But he was right about the periodicity of Fluff. Almost on the minute at the end of forty-eight hours Fluff returned, and Brownlee and Murchison, who were there to receive him, were as pleased as if Fluff had been going away instead of returning.
“That dog,” said Brownlee, “is a wonderful animal. If Sir Isaac Newton had that dog, he would have proved something or other of universal value by him. That dog is plumb full of ratios and things, if we only knew how to get them out of him. I bet if Sir Isaac Newton had had Fluff as long as you have had him he would have had a formula all worked out—x/y(2xz-dog)=2(4ab-3x) or something of that kind, so that anyone with half a knowledge of algebra could figure out the square root of any dog any time of the day or night. I could get up a Law of Dog myself if I had the time, with a dog like Fluff to work on. 'If one dog travels fourteen hundred and forty miles at the sight of a gun, how far would two dogs travel?' All that sort of thing. Stop!” he ejaculated suddenly. “If one dog travels forty-eight hours at the sight of one gun, how far would he travel at the sight of two guns? Murchison,” he cried enthusiastically, “I've got it! I've got the fundamental law of periodicity in dogs! Go get your gun,” he said to me, “and I will get mine.”
He stopped at the gate long enough to say:
“I tell you, Murchison, we are on the verge of a mighty important discovery—a mighty important discovery! If this thing turns out right, we will be at the root of all dog nature. We will have the great underlying law of scared dogs.”
He came back with his shotgun carefully hidden behind him, and then he and I showed Fluff the two guns simultaneously. For one minute Fluff was startled. Then he vanished. All we saw of him as he went was the dust he left in his wake. Massett had come over when Brownlee brought over his gun, and Murchison and I sat and smoked while Massett and Brownlee fought out the periodicity of Fluff.
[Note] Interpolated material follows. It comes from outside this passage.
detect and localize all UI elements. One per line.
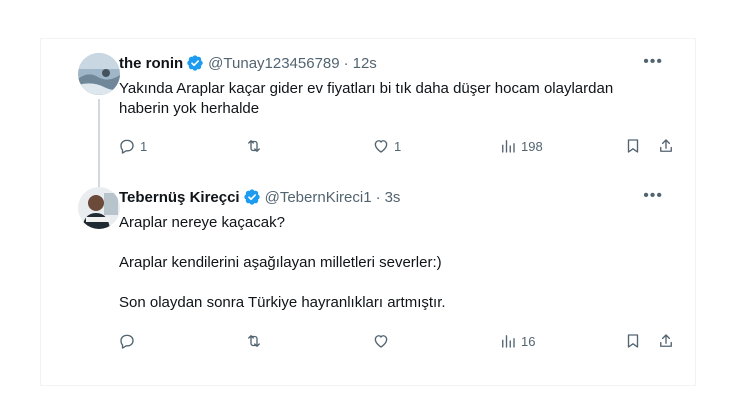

Brownlee said that for two guns Fluff would traverse the same distance as for one, but twice as quickly; but Massett said Brownlee was foolish, and that anyone who knew anything about dogs would know that no dog could go faster than Fluff had gone at the sight of one gun. Massett said Fluff would travel at his regular one-gun speed, but would travel a two-gun distance. He said Fluff would not be back for ninety-six hours. Brownlee said he would be back in forty-eight hours, but both agreed that he would travel twenty-eight hundred and eighty miles. Then Murchison went home and got a map, and showed Brownlee and Massett that if Fluff traveled fourteen hundred miles in the direction he had started he would have to do the last two hundred miles as a swim, because he would strike the Atlantic Ocean at the twelve hundredth mile. But Brownlee just turned up his nose and sneered. He said Fluff was no fool, and that when he reached the coast he would veer to the north and travel along the beach for two hundred miles or so. Then Massett said that he had been thinking about Brownlee's theory, and he knew no dog could do what Brownlee said Fluff would do—sixty miles an hour. He said he agreed that a dog like Fluff could do thirty miles an hour if he did not stop to howl, because his howl represented about sixty horse power, but that no dog could ever do sixty miles an hour. Then Brownlee got mad and said Massett was a born idiot, and that Fluff not only could do sixty miles, but he could keep on increasing his speed at the rate of thirty miles per gun indefinitely. Then they went home mad, but they agreed to be on hand when Fluff returned. But they were not. Fluff came home in twenty-four hours, almost to the minute.
When I went over and told Brownlee, he wouldn't believe it at first, but when I showed him Fluff, he cheered up and clapped me on the back.
“I tell you,” he exclaimed, “we have made a great discovery. We have discovered the law of scared dogs. 'A dog is scared in inverse ratio to the number of guns!' Now, it wouldn't be fair to try Fluff again without giving him a breathing spell, but to-morrow I will come over, and we will try him with four guns. We will work this thing out thoroughly,” he said, “before we write to the Academy of Science, or whatever a person would write to, so that there will be no mistake. Before we give this secret to the world we want to have it complete. We will try Fluff with any number of guns, and with pistols and rifles, and if we can get one we will try him with a cannon. We will keep at it for years and years. You and I will be famous.”